The split hands full control of Barclays Africa to its chief executive Maria Ramos.

The bank operates across Kenya, Botswana, Tanzania and Ghana, and is one of South Africa's 'big four' along with Standard Bank SBKJ.J, Nedbank NEDJ.J and FirstRand and Ramos now has to steer it through a tough economic and political environment, with no support from its deep pocketed parent.

South Africa, Africa’s most industrialized economy, lost its highly prized investment grade sovereign credit ratings in April, causing knock on downgrades to its banks.

But Ramos, who dealt with the fall out from global financial crisis when she took over at Barclays Africa in 2009, said the share sale, South Africa’s biggest ever rand denominated bookbuild, was “substantially oversubscribed”.

“This not because we’re nice people, although we’d like to believe we are, but testament to the quality of our franchise,” Ramos told a news conference.

Ramos, ranked 20th in Fortune Magazine’s 50 most powerful women outside the United States list for 2016, said she had no immediate plans to expand beyond the bank’s current footprint.


Barclays first announced in March 2016 that it would sell most of its 62.3 pct stake in Barclays Africa over two to three years. Its sold 12.2 percent in May 2016, but had since been hindered by regulatory delays and political upheaval.

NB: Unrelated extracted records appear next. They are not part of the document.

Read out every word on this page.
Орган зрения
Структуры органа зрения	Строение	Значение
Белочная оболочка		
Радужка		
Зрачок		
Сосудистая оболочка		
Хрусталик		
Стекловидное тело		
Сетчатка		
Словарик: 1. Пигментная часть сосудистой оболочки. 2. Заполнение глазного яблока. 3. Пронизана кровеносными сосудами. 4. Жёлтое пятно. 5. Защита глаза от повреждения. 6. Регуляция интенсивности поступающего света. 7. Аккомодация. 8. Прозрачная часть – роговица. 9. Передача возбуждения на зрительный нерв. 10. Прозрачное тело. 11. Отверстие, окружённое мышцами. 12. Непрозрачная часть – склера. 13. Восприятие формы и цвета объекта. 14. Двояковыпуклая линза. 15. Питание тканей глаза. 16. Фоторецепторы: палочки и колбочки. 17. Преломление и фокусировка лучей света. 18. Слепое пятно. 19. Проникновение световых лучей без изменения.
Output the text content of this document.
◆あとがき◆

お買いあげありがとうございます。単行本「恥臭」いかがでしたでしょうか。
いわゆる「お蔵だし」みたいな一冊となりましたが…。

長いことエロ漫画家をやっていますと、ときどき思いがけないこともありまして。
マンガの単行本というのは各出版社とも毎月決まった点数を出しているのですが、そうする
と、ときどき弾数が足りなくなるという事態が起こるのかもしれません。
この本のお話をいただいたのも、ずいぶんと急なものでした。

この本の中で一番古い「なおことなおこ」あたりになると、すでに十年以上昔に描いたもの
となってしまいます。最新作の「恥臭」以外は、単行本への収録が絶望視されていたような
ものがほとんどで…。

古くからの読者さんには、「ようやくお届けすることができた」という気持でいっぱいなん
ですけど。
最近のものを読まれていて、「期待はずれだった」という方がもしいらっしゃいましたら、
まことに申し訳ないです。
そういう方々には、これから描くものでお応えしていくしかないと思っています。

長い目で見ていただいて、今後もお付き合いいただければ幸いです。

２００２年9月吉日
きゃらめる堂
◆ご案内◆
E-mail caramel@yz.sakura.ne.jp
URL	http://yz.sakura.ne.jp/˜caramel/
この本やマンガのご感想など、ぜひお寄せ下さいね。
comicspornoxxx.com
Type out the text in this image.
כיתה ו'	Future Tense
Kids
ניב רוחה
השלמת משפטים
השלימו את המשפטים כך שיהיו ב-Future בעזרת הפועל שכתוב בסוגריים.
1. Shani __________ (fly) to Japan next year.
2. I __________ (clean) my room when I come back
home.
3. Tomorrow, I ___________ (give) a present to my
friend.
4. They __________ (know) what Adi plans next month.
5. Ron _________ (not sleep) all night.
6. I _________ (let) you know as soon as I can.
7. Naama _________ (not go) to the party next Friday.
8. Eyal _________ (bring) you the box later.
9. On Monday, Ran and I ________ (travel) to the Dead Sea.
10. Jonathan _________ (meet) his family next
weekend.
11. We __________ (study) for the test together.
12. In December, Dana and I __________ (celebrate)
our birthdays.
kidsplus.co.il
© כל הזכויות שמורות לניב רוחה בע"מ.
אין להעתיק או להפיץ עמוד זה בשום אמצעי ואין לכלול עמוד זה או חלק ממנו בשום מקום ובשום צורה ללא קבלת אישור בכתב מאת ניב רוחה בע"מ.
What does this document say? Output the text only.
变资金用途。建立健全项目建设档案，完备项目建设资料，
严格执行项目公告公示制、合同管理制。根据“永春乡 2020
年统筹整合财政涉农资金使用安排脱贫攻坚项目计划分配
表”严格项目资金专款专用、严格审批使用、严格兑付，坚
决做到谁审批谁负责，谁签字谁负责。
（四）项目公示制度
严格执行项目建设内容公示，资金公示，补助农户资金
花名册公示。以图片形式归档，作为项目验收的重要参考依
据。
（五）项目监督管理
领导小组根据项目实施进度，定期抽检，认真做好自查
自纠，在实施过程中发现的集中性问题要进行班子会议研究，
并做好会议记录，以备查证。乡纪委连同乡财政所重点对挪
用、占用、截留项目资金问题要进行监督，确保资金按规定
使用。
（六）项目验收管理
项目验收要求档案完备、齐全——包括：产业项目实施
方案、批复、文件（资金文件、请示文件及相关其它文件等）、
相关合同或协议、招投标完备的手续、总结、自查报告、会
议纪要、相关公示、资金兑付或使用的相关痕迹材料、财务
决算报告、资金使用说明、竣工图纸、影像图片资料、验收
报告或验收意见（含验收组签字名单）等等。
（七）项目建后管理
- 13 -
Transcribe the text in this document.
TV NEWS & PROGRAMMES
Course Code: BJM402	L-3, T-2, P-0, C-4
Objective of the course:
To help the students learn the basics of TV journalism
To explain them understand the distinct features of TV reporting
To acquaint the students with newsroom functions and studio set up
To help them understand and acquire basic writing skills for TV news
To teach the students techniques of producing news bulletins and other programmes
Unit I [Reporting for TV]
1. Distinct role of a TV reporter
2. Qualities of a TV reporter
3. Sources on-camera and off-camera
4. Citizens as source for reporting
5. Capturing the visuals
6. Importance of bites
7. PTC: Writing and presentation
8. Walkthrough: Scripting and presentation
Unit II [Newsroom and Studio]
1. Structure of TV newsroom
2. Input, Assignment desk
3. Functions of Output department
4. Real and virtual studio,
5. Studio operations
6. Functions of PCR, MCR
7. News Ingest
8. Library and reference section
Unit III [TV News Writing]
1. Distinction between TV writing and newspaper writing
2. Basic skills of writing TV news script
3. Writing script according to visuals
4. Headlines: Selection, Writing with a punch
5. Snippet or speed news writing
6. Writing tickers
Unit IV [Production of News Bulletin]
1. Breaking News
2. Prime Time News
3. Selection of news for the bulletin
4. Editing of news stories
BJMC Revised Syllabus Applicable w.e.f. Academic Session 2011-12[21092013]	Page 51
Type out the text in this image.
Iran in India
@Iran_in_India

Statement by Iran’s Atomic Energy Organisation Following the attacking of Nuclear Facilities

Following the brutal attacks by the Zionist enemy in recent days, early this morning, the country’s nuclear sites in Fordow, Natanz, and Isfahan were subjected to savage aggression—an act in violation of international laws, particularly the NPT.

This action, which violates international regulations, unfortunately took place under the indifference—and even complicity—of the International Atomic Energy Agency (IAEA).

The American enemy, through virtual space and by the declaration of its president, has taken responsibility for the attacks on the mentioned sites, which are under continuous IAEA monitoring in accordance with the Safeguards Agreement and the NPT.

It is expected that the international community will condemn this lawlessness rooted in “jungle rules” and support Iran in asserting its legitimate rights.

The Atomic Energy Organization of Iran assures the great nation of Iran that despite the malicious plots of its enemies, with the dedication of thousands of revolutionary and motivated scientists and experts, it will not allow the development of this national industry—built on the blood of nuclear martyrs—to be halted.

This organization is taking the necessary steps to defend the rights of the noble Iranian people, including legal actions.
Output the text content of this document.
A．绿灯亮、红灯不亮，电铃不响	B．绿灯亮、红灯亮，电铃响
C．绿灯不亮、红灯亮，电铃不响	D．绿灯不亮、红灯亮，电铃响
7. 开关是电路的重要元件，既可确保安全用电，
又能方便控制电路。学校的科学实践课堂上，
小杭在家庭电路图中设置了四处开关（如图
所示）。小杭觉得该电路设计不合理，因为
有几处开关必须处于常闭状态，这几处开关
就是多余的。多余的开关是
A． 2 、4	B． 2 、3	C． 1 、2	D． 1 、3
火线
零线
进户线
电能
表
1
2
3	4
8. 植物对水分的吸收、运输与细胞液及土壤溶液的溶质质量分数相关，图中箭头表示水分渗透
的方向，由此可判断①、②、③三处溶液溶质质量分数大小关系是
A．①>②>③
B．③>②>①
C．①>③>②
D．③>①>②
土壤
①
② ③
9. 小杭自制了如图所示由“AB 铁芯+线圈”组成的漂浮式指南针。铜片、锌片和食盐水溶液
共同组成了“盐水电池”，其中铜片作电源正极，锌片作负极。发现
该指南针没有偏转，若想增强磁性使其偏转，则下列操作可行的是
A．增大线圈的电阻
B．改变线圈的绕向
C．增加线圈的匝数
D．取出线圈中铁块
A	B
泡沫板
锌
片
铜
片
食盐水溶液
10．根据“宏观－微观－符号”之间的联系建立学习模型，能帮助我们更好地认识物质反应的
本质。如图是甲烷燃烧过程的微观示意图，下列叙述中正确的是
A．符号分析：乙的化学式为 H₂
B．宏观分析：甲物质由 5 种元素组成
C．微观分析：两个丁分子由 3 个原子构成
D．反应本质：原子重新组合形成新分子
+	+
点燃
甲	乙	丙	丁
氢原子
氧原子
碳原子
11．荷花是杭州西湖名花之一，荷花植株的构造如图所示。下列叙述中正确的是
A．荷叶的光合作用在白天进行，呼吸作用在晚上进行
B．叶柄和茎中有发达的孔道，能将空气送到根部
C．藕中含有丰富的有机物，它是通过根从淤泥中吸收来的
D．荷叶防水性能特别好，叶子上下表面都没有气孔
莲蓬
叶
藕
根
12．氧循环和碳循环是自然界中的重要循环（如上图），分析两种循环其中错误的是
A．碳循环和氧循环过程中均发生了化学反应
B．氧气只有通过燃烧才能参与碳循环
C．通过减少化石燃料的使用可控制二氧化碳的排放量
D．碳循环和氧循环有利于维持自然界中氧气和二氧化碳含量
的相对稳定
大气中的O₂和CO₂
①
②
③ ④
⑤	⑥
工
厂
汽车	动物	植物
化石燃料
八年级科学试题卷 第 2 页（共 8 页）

Since taking over 18 months ago, Staley has scaled back the bank’s geographic footprint and emphasized investment banking, although his attempts to revitalize this have been clouded by U.S. and British investigations.

Staley has also faced investor criticism following his attempts to unmask a whistleblower, which Barclays insiders fear could unseat him if the findings of inquiries are damning.

Barclays faces other regulatory obstacles, with an ongoing probe by Britain’s Serious Fraud Office (SFO) into its 2008 cash call at the height of the financial crisis and allegations by the U.S. Department of Justice (DOJ) over mortgage mis-selling.